St. Bede’s Church

Menlo Park, California

Sermon: Out of the Water, Into the Desert

Like Noah marooned on that ark with all the animals, Jesus is at sea in a desert, a wild soul among wild beasts. When I imagine the scene from Mark’s scant description, an immediate association arises. Where else do we find Jesus with beast and angels? Yes, in the crèche, at the nativity. And it’s a fitting association, because this is a new birth. Through his baptismal experience, Jesus is born again, given a new awareness of his identity and purpose, a new sense of who and how God means him to be.

Mark says Jesus was tempted by Satan, but he doesn’t provide any dialogue as the other evangelists do. We tend to fill in the blanks from the other versions of the story, But this version is fruitfully silent, leaving us to our imaginations. Consider how Noah must have felt, alone on the watery waste, wondering what God had in store for his family and their zoo. Jesus must have been pondering what had happened at the river, what John had meant by it, the significance of the wingbeating dove, the thrill of direct address, the voice still reverberating within the heart. What is this gift, this invitation? What is being asked of me?

[Click below for the entire sermon.]

Last Sunday, in between the services, from the courtyard you could see a full rainbow over Sharon heights. It was splendid. The rainbow has been a symbol of hope for ages, because it happens when the sun begins to peek through the clouds. It signals that the storm is ending, that shades of gray will give way to the colors of the spectrum.

Today, we’re given the story of Noah and the flood. The rainbow is a symbol of hope in this story too, but its basis is in ancient imagery of God. The storm god was arbitrary and irascible. When clouds gathered, God was angry.

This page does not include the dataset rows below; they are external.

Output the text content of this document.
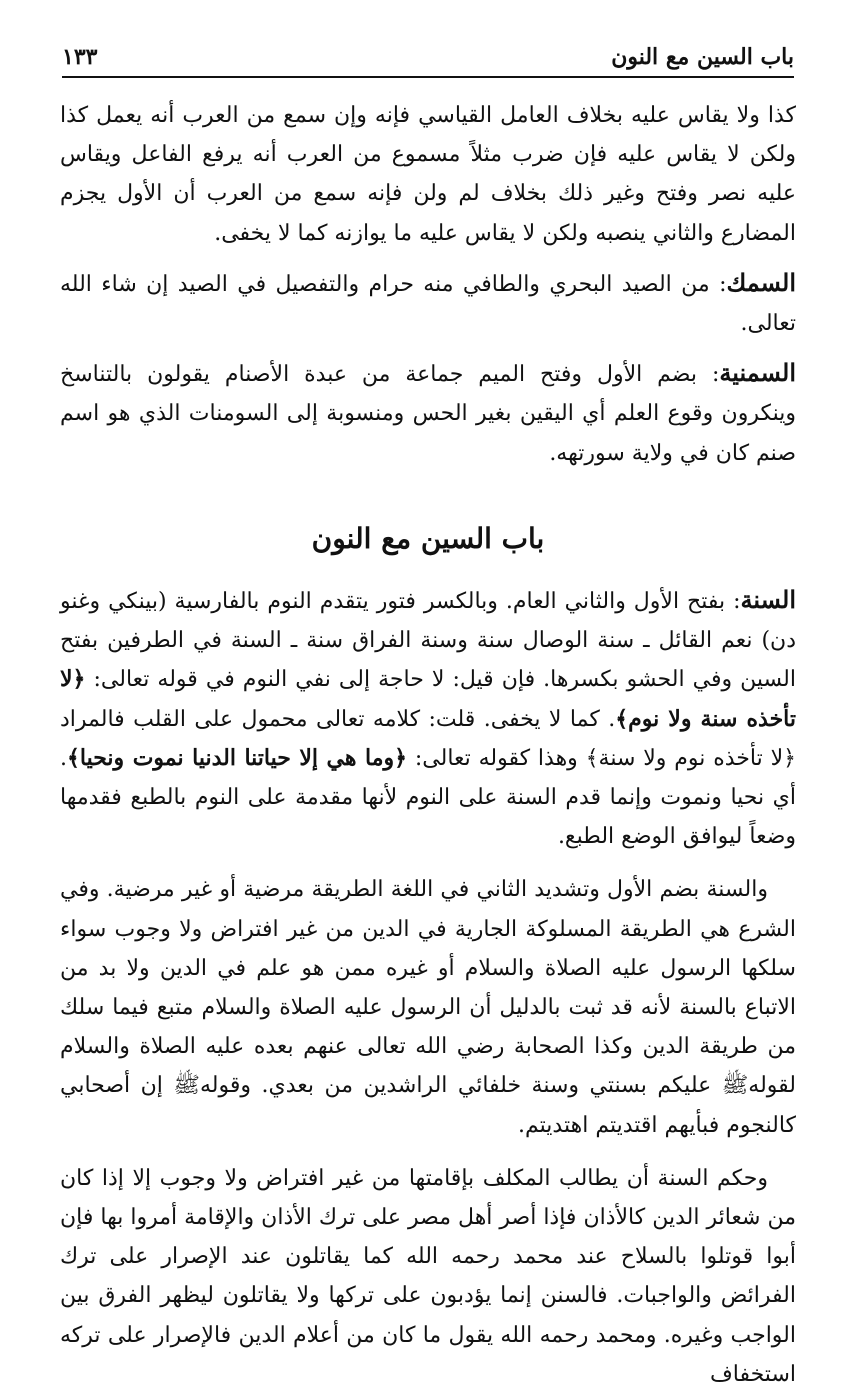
باب السين مع النون
١٣٣

كذا ولا يقاس عليه بخلاف العامل القياسي فإنه وإن سمع من العرب أنه يعمل كذا ولكن لا يقاس عليه فإن ضرب مثلاً مسموع من العرب أنه يرفع الفاعل ويقاس عليه نصر وفتح وغير ذلك بخلاف لم ولن فإنه سمع من العرب أن الأول يجزم المضارع والثاني ينصبه ولكن لا يقاس عليه ما يوازنه كما لا يخفى.

السمك: من الصيد البحري والطافي منه حرام والتفصيل في الصيد إن شاء الله تعالى.

السمنية: بضم الأول وفتح الميم جماعة من عبدة الأصنام يقولون بالتناسخ وينكرون وقوع العلم أي اليقين بغير الحس ومنسوبة إلى السومنات الذي هو اسم صنم كان في ولاية سورتهه.

باب السين مع النون

السنة: بفتح الأول والثاني العام. وبالكسر فتور يتقدم النوم بالفارسية (بينكي وغنو دن) نعم القائل ـ سنة الوصال سنة وسنة الفراق سنة ـ السنة في الطرفين بفتح السين وفي الحشو بكسرها. فإن قيل: لا حاجة إلى نفي النوم في قوله تعالى: ﴿لا تأخذه سنة ولا نوم﴾. كما لا يخفى. قلت: كلامه تعالى محمول على القلب فالمراد ﴿لا تأخذه نوم ولا سنة﴾ وهذا كقوله تعالى: ﴿وما هي إلا حياتنا الدنيا نموت ونحيا﴾. أي نحيا ونموت وإنما قدم السنة على النوم لأنها مقدمة على النوم بالطبع فقدمها وضعاً ليوافق الوضع الطبع.

والسنة بضم الأول وتشديد الثاني في اللغة الطريقة مرضية أو غير مرضية. وفي الشرع هي الطريقة المسلوكة الجارية في الدين من غير افتراض ولا وجوب سواء سلكها الرسول عليه الصلاة والسلام أو غيره ممن هو علم في الدين ولا بد من الاتباع بالسنة لأنه قد ثبت بالدليل أن الرسول عليه الصلاة والسلام متبع فيما سلك من طريقة الدين وكذا الصحابة رضي الله تعالى عنهم بعده عليه الصلاة والسلام لقولهﷺ عليكم بسنتي وسنة خلفائي الراشدين من بعدي. وقولهﷺ إن أصحابي كالنجوم فبأيهم اقتديتم اهتديتم.

وحكم السنة أن يطالب المكلف بإقامتها من غير افتراض ولا وجوب إلا إذا كان من شعائر الدين كالأذان فإذا أصر أهل مصر على ترك الأذان والإقامة أمروا بها فإن أبوا قوتلوا بالسلاح عند محمد رحمه الله كما يقاتلون عند الإصرار على ترك الفرائض والواجبات. فالسنن إنما يؤدبون على تركها ولا يقاتلون ليظهر الفرق بين الواجب وغيره. ومحمد رحمه الله يقول ما كان من أعلام الدين فالإصرار على تركه استخفاف
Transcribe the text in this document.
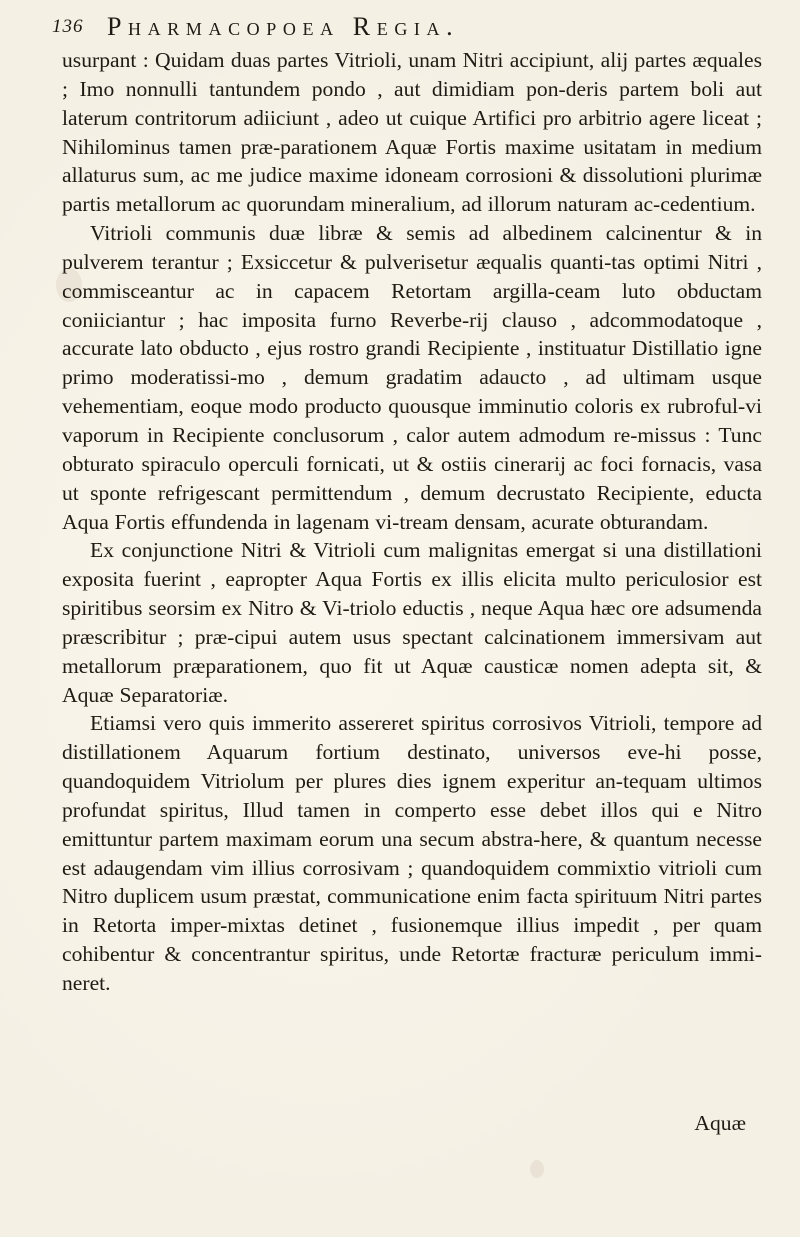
136 Pharmacopoea Regia.

usurpant : Quidam duas partes Vitrioli, unam Nitri accipiunt, alij partes æquales ; Imo nonnulli tantundem pondo , aut dimidiam pon-deris partem boli aut laterum contritorum adiiciunt , adeo ut cuique Artifici pro arbitrio agere liceat ; Nihilominus tamen præ-parationem Aquæ Fortis maxime usitatam in medium allaturus sum, ac me judice maxime idoneam corrosioni & dissolutioni plurimæ partis metallorum ac quorundam mineralium, ad illorum naturam ac-cedentium.

Vitrioli communis duæ libræ & semis ad albedinem calcinentur & in pulverem terantur ; Exsiccetur & pulverisetur æqualis quanti-tas optimi Nitri , commisceantur ac in capacem Retortam argilla-ceam luto obductam coniiciantur ; hac imposita furno Reverbe-rij clauso , adcommodatoque , accurate lato obducto , ejus rostro grandi Recipiente , instituatur Distillatio igne primo moderatissi-mo , demum gradatim adaucto , ad ultimam usque vehementiam, eoque modo producto quousque imminutio coloris ex rubroful-vi vaporum in Recipiente conclusorum , calor autem admodum re-missus : Tunc obturato spiraculo operculi fornicati, ut & ostiis cinerarij ac foci fornacis, vasa ut sponte refrigescant permittendum , demum decrustato Recipiente, educta Aqua Fortis effundenda in lagenam vi-tream densam, acurate obturandam.

Ex conjunctione Nitri & Vitrioli cum malignitas emergat si una distillationi exposita fuerint , eapropter Aqua Fortis ex illis elicita multo periculosior est spiritibus seorsim ex Nitro & Vi-triolo eductis , neque Aqua hæc ore adsumenda præscribitur ; præ-cipui autem usus spectant calcinationem immersivam aut metallorum præparationem, quo fit ut Aquæ causticæ nomen adepta sit, & Aquæ Separatoriæ.

Etiamsi vero quis immerito assereret spiritus corrosivos Vitrioli, tempore ad distillationem Aquarum fortium destinato, universos eve-hi posse, quandoquidem Vitriolum per plures dies ignem experitur an-tequam ultimos profundat spiritus, Illud tamen in comperto esse debet illos qui e Nitro emittuntur partem maximam eorum una secum abstra-here, & quantum necesse est adaugendam vim illius corrosivam ; quandoquidem commixtio vitrioli cum Nitro duplicem usum præstat, communicatione enim facta spirituum Nitri partes in Retorta imper-mixtas detinet , fusionemque illius impedit , per quam cohibentur & concentrantur spiritus, unde Retortæ fracturæ periculum immi-neret.

Aquæ
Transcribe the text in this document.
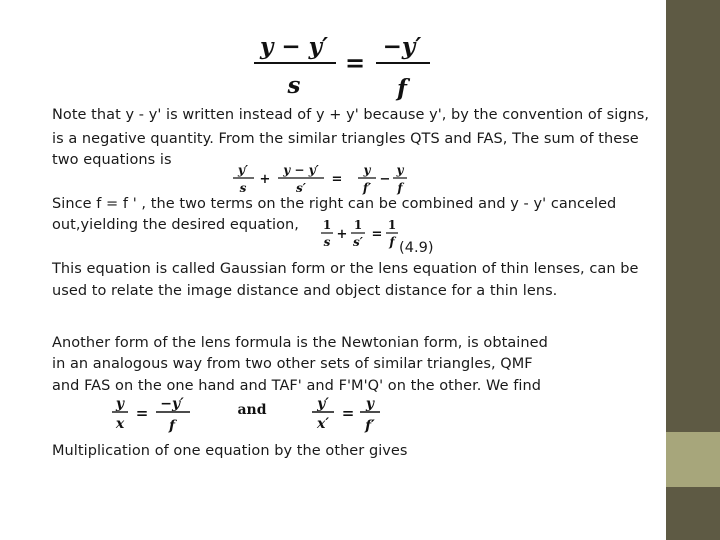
y − y′
s
=
−y′
f
Note that y - y' is written instead of y + y' because y', by the convention of signs,
is a negative quantity. From the similar triangles QTS and FAS, The sum of these
two equations is
y′
s
+
y − y′
s′
=
y
f′
−
y
f
Since f = f ' , the two terms on the right can be combined and y - y' canceled
out,yielding the desired equation, 1
s +
1
s′ =
1
f (4.9)
This equation is called Gaussian form or the lens equation of thin lenses, can be
used to relate the image distance and object distance for a thin lens.
Another form of the lens formula is the Newtonian form, is obtained
in an analogous way from two other sets of similar triangles, QMF
and FAS on the one hand and TAF' and F'M'Q' on the other. We find
y
x
= −y′
f
and	y′
x′
= y
f′
Multiplication of one equation by the other gives
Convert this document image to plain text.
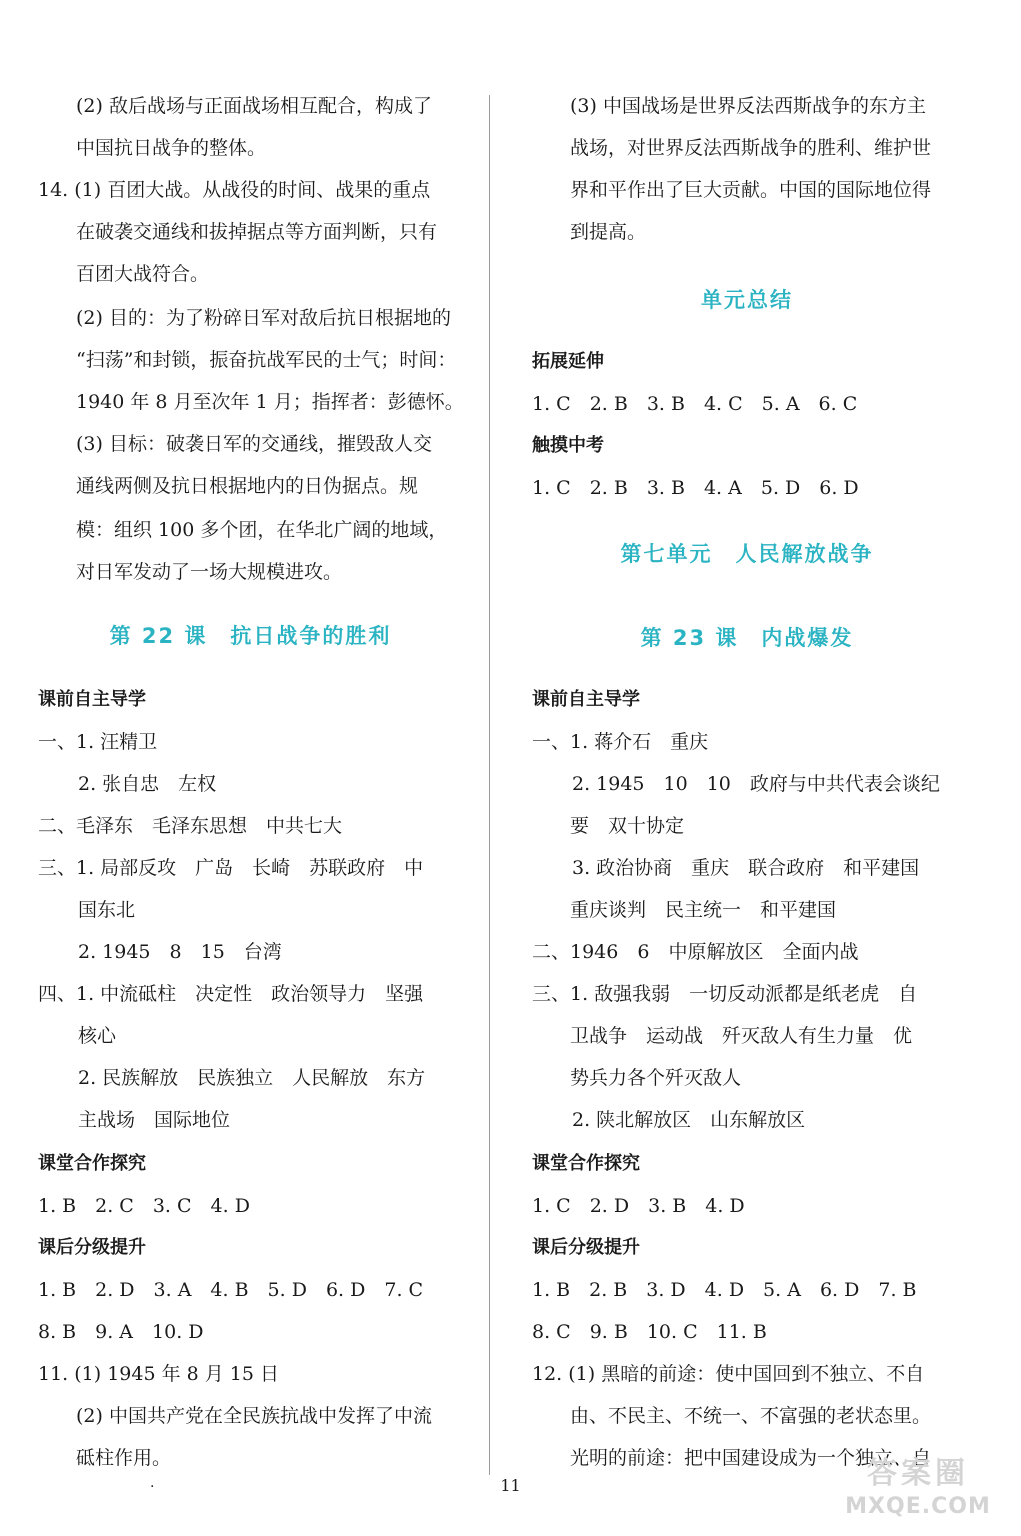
(2) 敌后战场与正面战场相互配合，构成了
中国抗日战争的整体。
14. (1) 百团大战。从战役的时间、战果的重点
在破袭交通线和拔掉据点等方面判断，只有
百团大战符合。
(2) 目的：为了粉碎日军对敌后抗日根据地的
“扫荡”和封锁，振奋抗战军民的士气；时间：
1940 年 8 月至次年 1 月；指挥者：彭德怀。
(3) 目标：破袭日军的交通线，摧毁敌人交
通线两侧及抗日根据地内的日伪据点。规
模：组织 100 多个团，在华北广阔的地域，
对日军发动了一场大规模进攻。
第 22 课　抗日战争的胜利
课前自主导学
一、1. 汪精卫
2. 张自忠　左权
二、毛泽东　毛泽东思想　中共七大
三、1. 局部反攻　广岛　长崎　苏联政府　中
国东北
2. 1945　8　15　台湾
四、1. 中流砥柱　决定性　政治领导力　坚强
核心
2. 民族解放　民族独立　人民解放　东方
主战场　国际地位
课堂合作探究
1. B　2. C　3. C　4. D
课后分级提升
1. B　2. D　3. A　4. B　5. D　6. D　7. C
8. B　9. A　10. D
11. (1) 1945 年 8 月 15 日
(2) 中国共产党在全民族抗战中发挥了中流
砥柱作用。
(3) 中国战场是世界反法西斯战争的东方主
战场，对世界反法西斯战争的胜利、维护世
界和平作出了巨大贡献。中国的国际地位得
到提高。
单元总结
拓展延伸
1. C　2. B　3. B　4. C　5. A　6. C
触摸中考
1. C　2. B　3. B　4. A　5. D　6. D
第七单元　人民解放战争
第 23 课　内战爆发
课前自主导学
一、1. 蒋介石　重庆
2. 1945　10　10　政府与中共代表会谈纪
要　双十协定
3. 政治协商　重庆　联合政府　和平建国
重庆谈判　民主统一　和平建国
二、1946　6　中原解放区　全面内战
三、1. 敌强我弱　一切反动派都是纸老虎　自
卫战争　运动战　歼灭敌人有生力量　优
势兵力各个歼灭敌人
2. 陕北解放区　山东解放区
课堂合作探究
1. C　2. D　3. B　4. D
课后分级提升
1. B　2. B　3. D　4. D　5. A　6. D　7. B
8. C　9. B　10. C　11. B
12. (1) 黑暗的前途：使中国回到不独立、不自
由、不民主、不统一、不富强的老状态里。
光明的前途：把中国建设成为一个独立、自
.	11	答案圈
MXQE.COM
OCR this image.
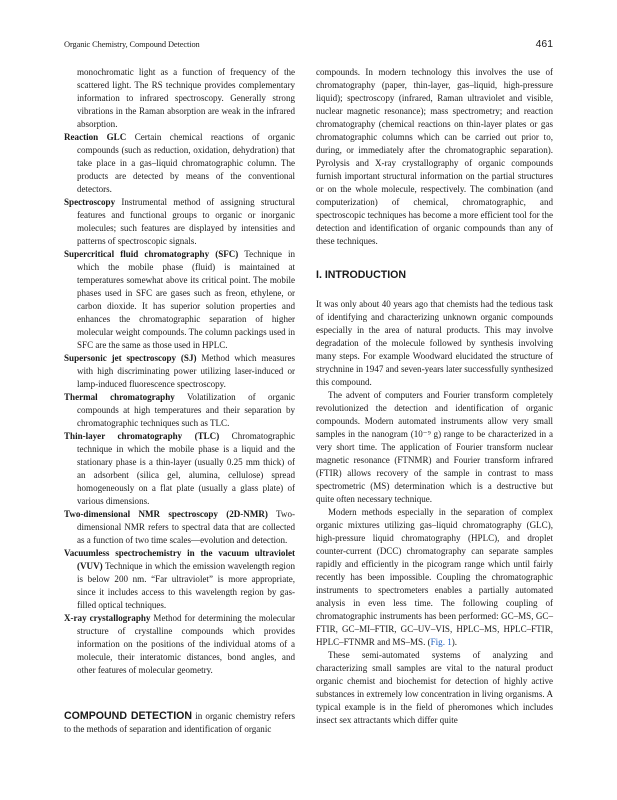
Organic Chemistry, Compound Detection	461

monochromatic light as a function of frequency of the scattered light. The RS technique provides complementary information to infrared spectroscopy. Generally strong vibrations in the Raman absorption are weak in the infrared absorption.

Reaction GLC Certain chemical reactions of organic compounds (such as reduction, oxidation, dehydration) that take place in a gas–liquid chromatographic column. The products are detected by means of the conventional detectors.

Spectroscopy Instrumental method of assigning structural features and functional groups to organic or inorganic molecules; such features are displayed by intensities and patterns of spectroscopic signals.

Supercritical fluid chromatography (SFC) Technique in which the mobile phase (fluid) is maintained at temperatures somewhat above its critical point. The mobile phases used in SFC are gases such as freon, ethylene, or carbon dioxide. It has superior solution properties and enhances the chromatographic separation of higher molecular weight compounds. The column packings used in SFC are the same as those used in HPLC.

Supersonic jet spectroscopy (SJ) Method which measures with high discriminating power utilizing laser-induced or lamp-induced fluorescence spectroscopy.

Thermal chromatography Volatilization of organic compounds at high temperatures and their separation by chromatographic techniques such as TLC.

Thin-layer chromatography (TLC) Chromatographic technique in which the mobile phase is a liquid and the stationary phase is a thin-layer (usually 0.25 mm thick) of an adsorbent (silica gel, alumina, cellulose) spread homogeneously on a flat plate (usually a glass plate) of various dimensions.

Two-dimensional NMR spectroscopy (2D-NMR) Two-dimensional NMR refers to spectral data that are collected as a function of two time scales—evolution and detection.

Vacuumless spectrochemistry in the vacuum ultraviolet (VUV) Technique in which the emission wavelength region is below 200 nm. “Far ultraviolet” is more appropriate, since it includes access to this wavelength region by gas-filled optical techniques.

X-ray crystallography Method for determining the molecular structure of crystalline compounds which provides information on the positions of the individual atoms of a molecule, their interatomic distances, bond angles, and other features of molecular geometry.

COMPOUND DETECTION in organic chemistry refers to the methods of separation and identification of organic

compounds. In modern technology this involves the use of chromatography (paper, thin-layer, gas–liquid, high-pressure liquid); spectroscopy (infrared, Raman ultraviolet and visible, nuclear magnetic resonance); mass spectrometry; and reaction chromatography (chemical reactions on thin-layer plates or gas chromatographic columns which can be carried out prior to, during, or immediately after the chromatographic separation). Pyrolysis and X-ray crystallography of organic compounds furnish important structural information on the partial structures or on the whole molecule, respectively. The combination (and computerization) of chemical, chromatographic, and spectroscopic techniques has become a more efficient tool for the detection and identification of organic compounds than any of these techniques.

I. INTRODUCTION

It was only about 40 years ago that chemists had the tedious task of identifying and characterizing unknown organic compounds especially in the area of natural products. This may involve degradation of the molecule followed by synthesis involving many steps. For example Woodward elucidated the structure of strychnine in 1947 and seven-years later successfully synthesized this compound.

The advent of computers and Fourier transform completely revolutionized the detection and identification of organic compounds. Modern automated instruments allow very small samples in the nanogram (10⁻⁹ g) range to be characterized in a very short time. The application of Fourier transform nuclear magnetic resonance (FTNMR) and Fourier transform infrared (FTIR) allows recovery of the sample in contrast to mass spectrometric (MS) determination which is a destructive but quite often necessary technique.

Modern methods especially in the separation of complex organic mixtures utilizing gas–liquid chromatography (GLC), high-pressure liquid chromatography (HPLC), and droplet counter-current (DCC) chromatography can separate samples rapidly and efficiently in the picogram range which until fairly recently has been impossible. Coupling the chromatographic instruments to spectrometers enables a partially automated analysis in even less time. The following coupling of chromatographic instruments has been performed: GC–MS, GC–FTIR, GC–MI–FTIR, GC–UV–VIS, HPLC–MS, HPLC–FTIR, HPLC–FTNMR and MS–MS. (Fig. 1).

These semi-automated systems of analyzing and characterizing small samples are vital to the natural product organic chemist and biochemist for detection of highly active substances in extremely low concentration in living organisms. A typical example is in the field of pheromones which includes insect sex attractants which differ quite
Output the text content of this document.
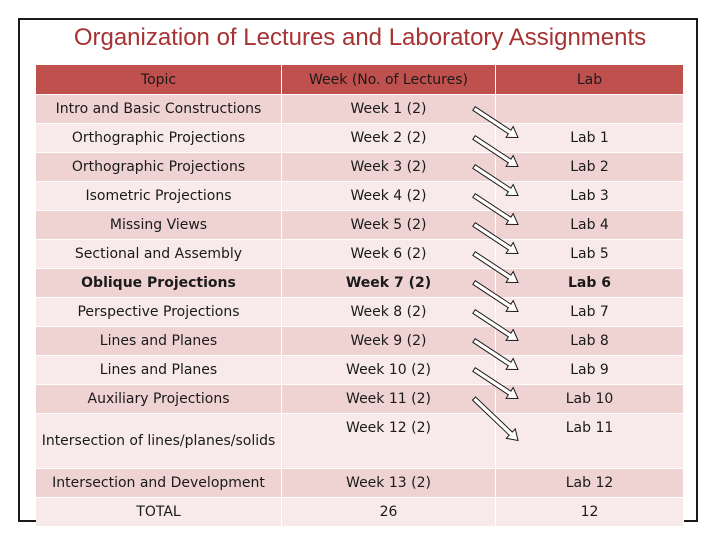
Organization of Lectures and Laboratory Assignments
Topic	Week (No. of Lectures)	Lab
Intro and Basic Constructions	Week 1 (2)	
Orthographic Projections	Week 2 (2)	Lab 1
Orthographic Projections	Week 3 (2)	Lab 2
Isometric Projections	Week 4 (2)	Lab 3
Missing Views	Week 5 (2)	Lab 4
Sectional and Assembly	Week 6 (2)	Lab 5
Oblique Projections	Week 7 (2)	Lab 6
Perspective Projections	Week 8 (2)	Lab 7
Lines and Planes	Week 9 (2)	Lab 8
Lines and Planes	Week 10 (2)	Lab 9
Auxiliary Projections	Week 11 (2)	Lab 10
Intersection of lines/planes/solids	Week 12 (2)	Lab 11
Intersection and Development	Week 13 (2)	Lab 12
TOTAL	26	12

When lightening struck, God was raining down arrows. Judgment and punishment were central to the relationship between deity and devotees. Creation myths featured the waters of chaos. What makes the story of Noah and God so exceptional is that God is depicted as neither petty nor punitive but rather willing to self-limit, to redirect power to the work of salvation.

God hangs up his bow on a hook in heaven, signifying that he’s put away his weaponry. What is more startling is that God almighty decides of his own accord to make a unilateral treaty with his creatures. God promises to exercise benevolence towards all flesh. In this sense, the story of Noah is a story of a God who repents, and that was news for the ancient world, and it’s still news today. Some are offended by the idea, but it excites me. I can imagine God’s incessant creativity to include learning.

In the Old Testament tradition, Noah is cited as a new Adam, reversing the fall, in that he heeds God’s warning, obeys God’s instruction, and cooperates with God, to save creation for a new start. Now, in the ecological movement, there is talk of biological arks, places where divers flora and fauna are preserved to later repopulate areas of environmental calamity and collapse. In the Noah story, the dove does just that. Whatever homing device God gave the creature, the dove senses leafy green foliage above the level of receding water and flies off to build a proper nest, to begin the next generation. Shouldn’t a mate have gone along?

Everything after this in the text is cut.